En samos reina la naturaleza, la leyenda y la historia. Es el lugar de origen de uno de los padres de las matemáticas, Pitágoras (padecido por todos nosotros en el colegio), y siguiendo la mitología griega, también el de la esposa de Zeus, Hera. A su vez, cuenta con bahías acordes a todos los gustos y una naturaleza virgen exuberante. A pesar de la falta de senderos, se puede hacer muy buenas caminatas y en especial, vale la pena conocer los pequeños pueblos en las montañas en los que todavía predomina una forma de vida tradicional y auténtica griega. Lo ideal en este tipo de lugares es recorrer con el auto, ya que posibilita el acceso a lugares más escondidos y alejados de las masas. Siempre traten de contactarse con locales ya que suelen conocer los mejores lugares.

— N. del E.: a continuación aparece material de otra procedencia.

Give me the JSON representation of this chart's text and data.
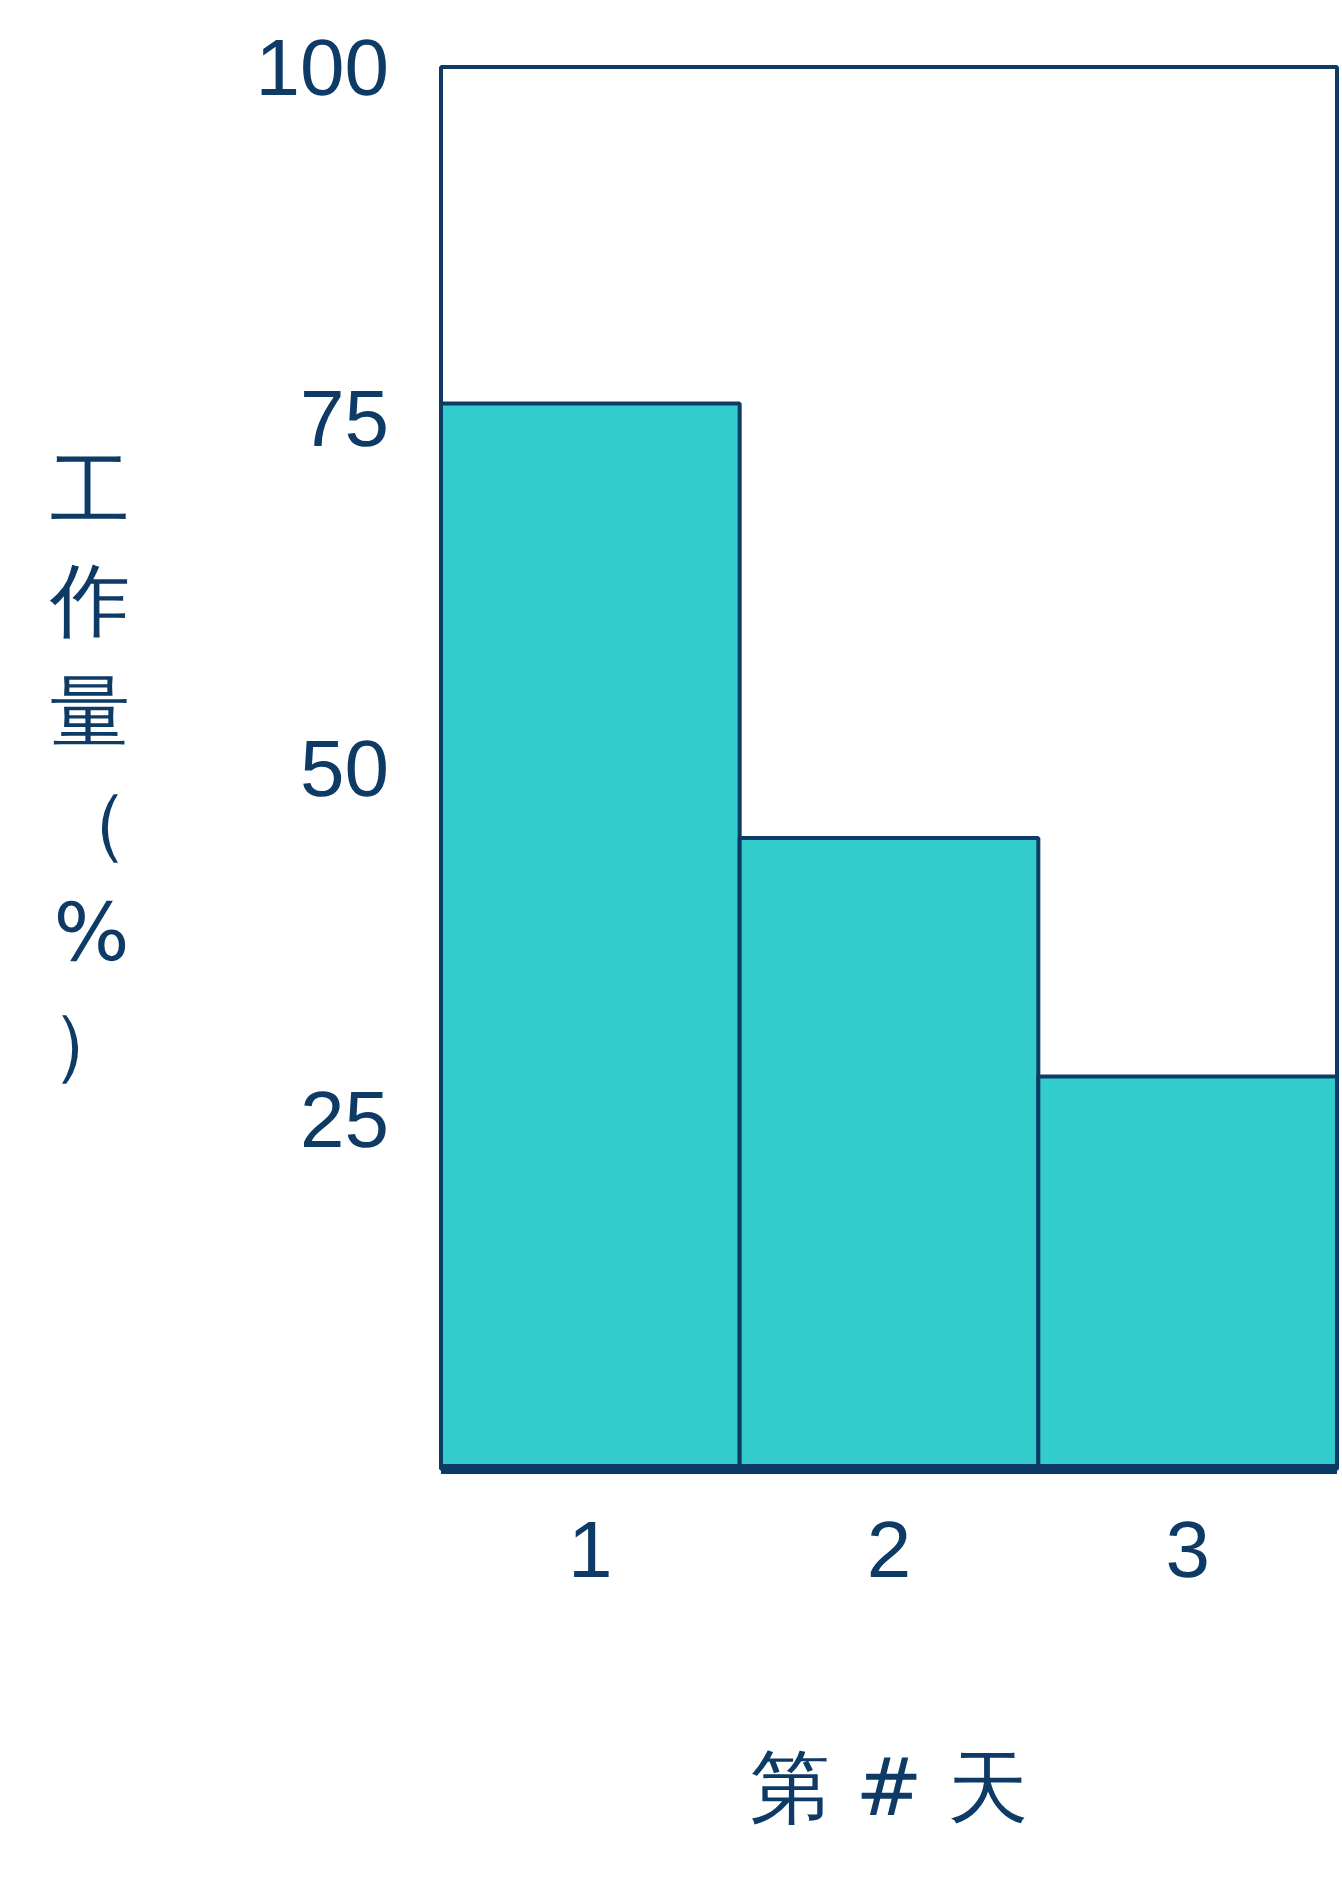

Algo que recomiendo sí o sí, es tomar un ferry (aprox. hora y media) desde Samos hacia Turquía y conocer la ciudad antigua de Ephesus. Aunque yo después seguí mi viaje por Turquía, Ephesus se puede conocer como una excursión de un día.

La comida griega es tan variada como sus paisajes, sin embargo, Samos se destaca de otras islas porque hasta los platos más comunes suelen estar fuertemente condimentados y sazonados. Must: yogurt griego con miel, suvláki y exochikó.